At this point, one could note that, since the expression of every rational number as a reduced fraction is unique, one better have $10^6-1=7\cdot n$. In particular, $10^6-1$ should be a multiple of $7$, that is $10^6=1\pmod{7}$. Now, this rings a bell! One knows that, as soon as $k$ and $b$ are relatively prime, $k^{\phi(b)}=1\pmod{b}$. Since $10$ and $7$ are relatively prime and $\phi(7)=6$, indeed $10^6-1$ is a multiple of $7$, and the remark also explains the appearance of $6$ as the exponent of $10$. More importantly, it suggests a reason why the whole shebang holds and, at the same time, a way to vastly generalize our observations to any rational number.

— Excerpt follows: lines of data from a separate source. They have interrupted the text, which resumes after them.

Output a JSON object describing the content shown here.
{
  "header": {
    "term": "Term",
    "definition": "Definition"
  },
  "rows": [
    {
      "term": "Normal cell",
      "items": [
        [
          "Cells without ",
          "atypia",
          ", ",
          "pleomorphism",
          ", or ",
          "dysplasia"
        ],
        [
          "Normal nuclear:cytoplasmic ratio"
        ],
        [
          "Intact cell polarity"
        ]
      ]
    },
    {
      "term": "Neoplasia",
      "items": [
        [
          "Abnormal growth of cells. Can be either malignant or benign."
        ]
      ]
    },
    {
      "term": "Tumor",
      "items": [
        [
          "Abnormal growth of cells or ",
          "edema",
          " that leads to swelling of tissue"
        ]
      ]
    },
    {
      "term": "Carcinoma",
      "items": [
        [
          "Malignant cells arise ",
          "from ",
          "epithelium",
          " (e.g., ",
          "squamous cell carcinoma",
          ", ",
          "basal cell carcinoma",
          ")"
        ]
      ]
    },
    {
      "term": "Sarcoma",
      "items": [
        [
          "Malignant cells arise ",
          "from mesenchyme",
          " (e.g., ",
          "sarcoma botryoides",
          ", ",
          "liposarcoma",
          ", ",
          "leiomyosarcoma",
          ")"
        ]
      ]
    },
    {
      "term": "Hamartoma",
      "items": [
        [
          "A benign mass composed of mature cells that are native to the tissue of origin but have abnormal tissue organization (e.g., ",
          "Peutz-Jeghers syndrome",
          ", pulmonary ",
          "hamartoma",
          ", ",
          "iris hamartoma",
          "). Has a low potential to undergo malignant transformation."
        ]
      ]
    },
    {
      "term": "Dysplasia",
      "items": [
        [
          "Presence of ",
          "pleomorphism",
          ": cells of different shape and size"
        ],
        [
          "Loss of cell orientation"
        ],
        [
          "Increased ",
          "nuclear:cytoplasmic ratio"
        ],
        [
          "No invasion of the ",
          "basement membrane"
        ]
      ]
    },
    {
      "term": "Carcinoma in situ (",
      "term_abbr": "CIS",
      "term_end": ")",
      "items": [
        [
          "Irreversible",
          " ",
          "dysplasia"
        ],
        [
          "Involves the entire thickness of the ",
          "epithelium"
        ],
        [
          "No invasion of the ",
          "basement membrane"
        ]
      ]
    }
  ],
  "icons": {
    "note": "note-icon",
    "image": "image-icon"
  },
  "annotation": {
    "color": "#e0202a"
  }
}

So, we now consider any rational number $x=a/b$. We assume without loss of generality that $a\geqslant1$, $b\geqslant2$ (otherwise $x$ is an integer), $a\leqslant b-1$ (otherwise, shift $x$ by an integer), and that $b$ has no factor $2$ or $5$ (otherwise, multiply $b$ by powers of $5$ or $2$ to get a power of $10$, then multiplying $x$ by this power of $10$ simply shifts the expansion of $x$). Thus, $10$ and $b$ are relatively prime and $10^c=1\pmod{b}$, for some positive integer $c$. This means that $10^c=bd+1$ for some integer $d$, which implies that $x=n/(10^c-1)$ with $n=ad\lt10^c-1$. One gets $x=0.\overline{n_{c-1}n_{c-2}\cdots n_1}$, where $n=\sum\limits_{i=0}^{c-1}n_i\cdot10^i$ with $n_i$ in $\{0,1,\ldots,9\}$ is the decimal representation of $n$. This proves that the decimal representation of $x$ is indeed periodic and, at the same time, yields a way to compute this representation.
(When $a=1$ and $b=7$, indeed one gets $c=6$, $d=999999/7=142857$ and $n=142857$.)
Coming back finally to the question asked, one sees that there is nothing specific to the base $10$ here. Thus, consider any integer $m\geqslant2$ and some real number $x$ in $[0,1]$. Thus, $x=\sum\limits_{i=1}^{+\infty}x_im^{-i}$ for some sequence $(x_i)_{i\geqslant1}$ with values in $\{0,1,\ldots, m-1\}$. Then, $x$ is a rational number if and only if the sequence $(x_i)_{i\geqslant1}$ is ultimately periodic.
In the case at hand, $x_i=1$ when $i$ is a square and $x_i=0$ otherwise, hence the gaps between the digits $1$ are unbounded. This forbids ultimate periodicity, hence $x$ is irrational.